К буфету никто не подошел. Мартьяновна щелкала на счетах, освещенная с одного бока красным светом керосиновой лампы; другая сторона скрывалась во мраке. Буфетчица была похожа на колдунью, занимающуюся своими колдовскими делами.

— Я тебе «Белочки» купил.

Семен Петрович залез в карман куртки, достал пригоршню конфет, вложил в руку Нины.

— Спасибо.

Она положила конфеты на колени.

— И еще кое-что.

— Что?

Голос ее стал по-детски любопытным.

— Вот.

Рудаков протянул ей помаду.

— Боже мой! Жемчужная!

— Ага.

— Неужели польская?

— Не знаю.

— Польская. Девчонки полопаются от зависти.

— Это не для девчонок, а для тебя.

— Само собой, но немного и для девчонок. Не будь жадным.

— Ладно уж, — великодушно согласился Семен Петрович.

Нина спрятала конфеты в карман, а помаду оставила в руке.

Теплоход отвалил от маленькой пристани — три доски, две сваи, железная труба, — и прожектор снова беспокойно заметался по обеим берегам.

«Зачем он так светит? — подумал Рудаков о капитане. — Нервничает или просто так?

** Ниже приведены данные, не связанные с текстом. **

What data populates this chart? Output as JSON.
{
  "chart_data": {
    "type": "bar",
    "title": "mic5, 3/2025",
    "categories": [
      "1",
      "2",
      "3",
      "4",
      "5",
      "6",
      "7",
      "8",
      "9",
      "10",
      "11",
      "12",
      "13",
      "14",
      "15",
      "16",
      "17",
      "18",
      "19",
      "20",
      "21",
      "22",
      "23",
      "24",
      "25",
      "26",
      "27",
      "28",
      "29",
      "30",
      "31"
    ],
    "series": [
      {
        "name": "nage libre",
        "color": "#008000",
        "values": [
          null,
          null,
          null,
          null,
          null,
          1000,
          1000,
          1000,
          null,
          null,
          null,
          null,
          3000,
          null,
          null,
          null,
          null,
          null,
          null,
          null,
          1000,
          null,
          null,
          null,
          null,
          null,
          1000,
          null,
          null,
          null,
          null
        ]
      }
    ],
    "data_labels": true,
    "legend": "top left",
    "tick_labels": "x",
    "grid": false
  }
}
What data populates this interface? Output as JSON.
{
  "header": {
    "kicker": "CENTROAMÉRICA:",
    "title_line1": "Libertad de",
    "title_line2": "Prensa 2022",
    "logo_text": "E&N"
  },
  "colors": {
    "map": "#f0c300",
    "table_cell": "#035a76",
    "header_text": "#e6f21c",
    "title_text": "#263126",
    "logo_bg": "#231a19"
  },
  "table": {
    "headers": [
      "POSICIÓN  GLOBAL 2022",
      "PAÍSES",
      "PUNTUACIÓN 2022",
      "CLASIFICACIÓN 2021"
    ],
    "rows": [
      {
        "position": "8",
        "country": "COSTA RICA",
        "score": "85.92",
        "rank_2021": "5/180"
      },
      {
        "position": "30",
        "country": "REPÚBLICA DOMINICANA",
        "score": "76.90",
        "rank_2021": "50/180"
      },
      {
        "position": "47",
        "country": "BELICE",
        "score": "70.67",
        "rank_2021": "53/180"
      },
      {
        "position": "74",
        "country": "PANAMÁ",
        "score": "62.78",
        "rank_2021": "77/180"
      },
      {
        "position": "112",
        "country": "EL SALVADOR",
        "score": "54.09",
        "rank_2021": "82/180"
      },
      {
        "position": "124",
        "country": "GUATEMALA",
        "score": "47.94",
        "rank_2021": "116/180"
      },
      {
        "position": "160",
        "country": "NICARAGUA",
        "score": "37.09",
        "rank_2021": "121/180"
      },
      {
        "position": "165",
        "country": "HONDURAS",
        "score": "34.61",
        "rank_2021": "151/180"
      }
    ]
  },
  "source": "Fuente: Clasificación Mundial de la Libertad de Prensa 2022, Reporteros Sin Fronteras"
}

А может быть, он служил во флоте, допустим, на пограничном катере и осталась привычка быть всегда настороже?»

Теперь они шли совсем близко к берегу. Тянулся заболоченный луг. Оттуда порывами набегал ветер. То промозглый, тревожный, какой-то безнадежный, пахнущий болотом, туманом, скользкими холодными тварями — это когда проплывали низкую часть луга; и теплый, ласковый, добрый, приносящий запахи земляники, сухого сена, трепет перепелиных крыльев, когда напротив оказывался сухой луг, — это был запах жизни, счастья, острой жалости, что так не может продолжаться вечно.

И когда проплывали мимо этих разных участков луга, Нина то сгорбливалась, то распрямлялась, совсем как тонкий стебелек в зависимости от того, дует ли холодный ветер или светит теплое солнце.

— Дай я тебя укрою, ты замерзла, — сказал Семен Петрович.

— Не надо, я не замерзла.

Но он снял с себя куртку и насильно укутал ее. Куртка была модная, нейлоновая, с шерстяной подкладкой, очень теплая, он купил ее специально для этих поездок.

Навстречу проплыла баржа, хрипло прогудела простуженным басом в знак приветствия. Капитан теплохода в ответ дал три неожиданно звонких молодых гудка, озорно побил по барже лучами. Баржа была с песком; из рубки высунулся человек в форменной фуражке, «начальник баржи», помахал рукой; издали не было видно, но Рудаков догадался, что он улыбается. Капитан еще просигналил три раза. Баржа прошла рядом, обдав их запахом мазута, сырого песка и сохнущей рыбы — наверно, матросы занимались рыбалкой.